Failure to Provide Required One-to-One Supervision and Timely Assessment
Penalty
Summary
The facility failed to provide sufficient nursing staff to meet the needs of all residents, specifically failing to assign one-to-one supervision for a resident with severe cognitive impairment, a history of falls, and a physician's order for continuous supervision. On the night in question, the assignment sheet and staffing records showed that the resident was not assigned a one-to-one staff member during the overnight shift, despite the physician's order. Only two certified nursing assistants were present on the unit, and the scheduled one-to-one aide did not show up, with no replacement found due to ongoing staffing challenges. During the overnight shift, the resident was observed awake and attempting to get out of bed. Staff transferred the resident to a wheelchair and brought them to the nurse's station for monitoring, but there was no dedicated one-to-one supervision as required. The resident remained at the nurse's station until the next shift, when a home health aide arrived and was assigned to provide one-to-one supervision. At that time, the resident reported severe leg pain, which was not immediately assessed by the outgoing LPN, who instead instructed the aide to wait for the incoming nurse.

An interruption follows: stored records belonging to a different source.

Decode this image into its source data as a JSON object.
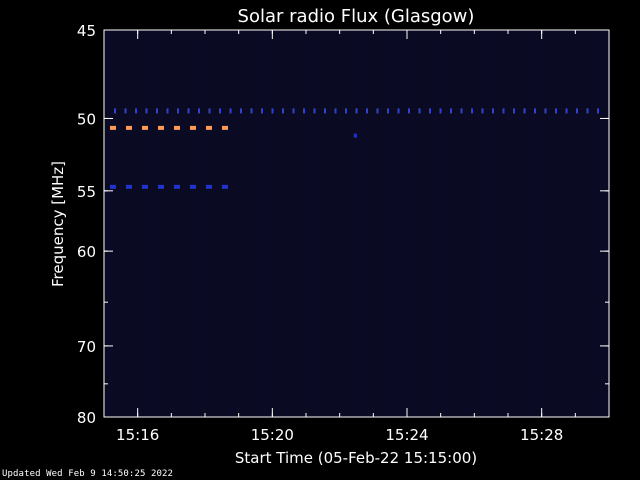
{
  "chart_data": {
    "type": "heatmap",
    "title": "Solar radio Flux (Glasgow)",
    "xlabel": "Start Time (05-Feb-22 15:15:00)",
    "ylabel": "Frequency [MHz]",
    "x_range_minutes": [
      15.0,
      30.0
    ],
    "y_range_mhz": [
      45,
      80
    ],
    "y_axis_direction": "inverted",
    "x_ticks": [
      {
        "label": "15:16",
        "minute": 16
      },
      {
        "label": "15:20",
        "minute": 20
      },
      {
        "label": "15:24",
        "minute": 24
      },
      {
        "label": "15:28",
        "minute": 28
      }
    ],
    "y_ticks": [
      {
        "label": "45",
        "mhz": 45
      },
      {
        "label": "50",
        "mhz": 50
      },
      {
        "label": "55",
        "mhz": 55
      },
      {
        "label": "60",
        "mhz": 60
      },
      {
        "label": "70",
        "mhz": 70
      },
      {
        "label": "80",
        "mhz": 80
      }
    ],
    "background_color": "#0a0a22",
    "features": [
      {
        "name": "band-50-6mhz",
        "mhz": 50.6,
        "t_start": 15.0,
        "t_end": 18.8,
        "color": "#ff9a55",
        "style": "dashed"
      },
      {
        "name": "band-54-7mhz",
        "mhz": 54.7,
        "t_start": 15.0,
        "t_end": 18.8,
        "color": "#2233cc",
        "style": "dashed"
      },
      {
        "name": "band-49-5mhz",
        "mhz": 49.5,
        "t_start": 15.0,
        "t_end": 30.0,
        "color": "#3344cc",
        "style": "dotted"
      },
      {
        "name": "spot-51-1mhz",
        "mhz": 51.1,
        "t_start": 22.45,
        "t_end": 22.55,
        "color": "#2233cc",
        "style": "dot"
      }
    ]
  },
  "footer": {
    "updated_text": "Updated Wed Feb  9 14:50:25 2022"
  }
}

The incoming nurse and registered nurse subsequently assessed the resident, noted swelling and pain, and arranged for hospital transfer, where an acute right hip fracture was diagnosed. Interviews with staff and leadership confirmed that the lack of one-to-one supervision was due to understaffing and that the physician was not notified that the ordered supervision could not be provided. The DON and administrator acknowledged that the resident did not receive the required supervision and that staff failed to respond promptly to the resident's report of pain. The incident resulted in actual harm to the resident, as documented by the hospital diagnosis and facility investigation.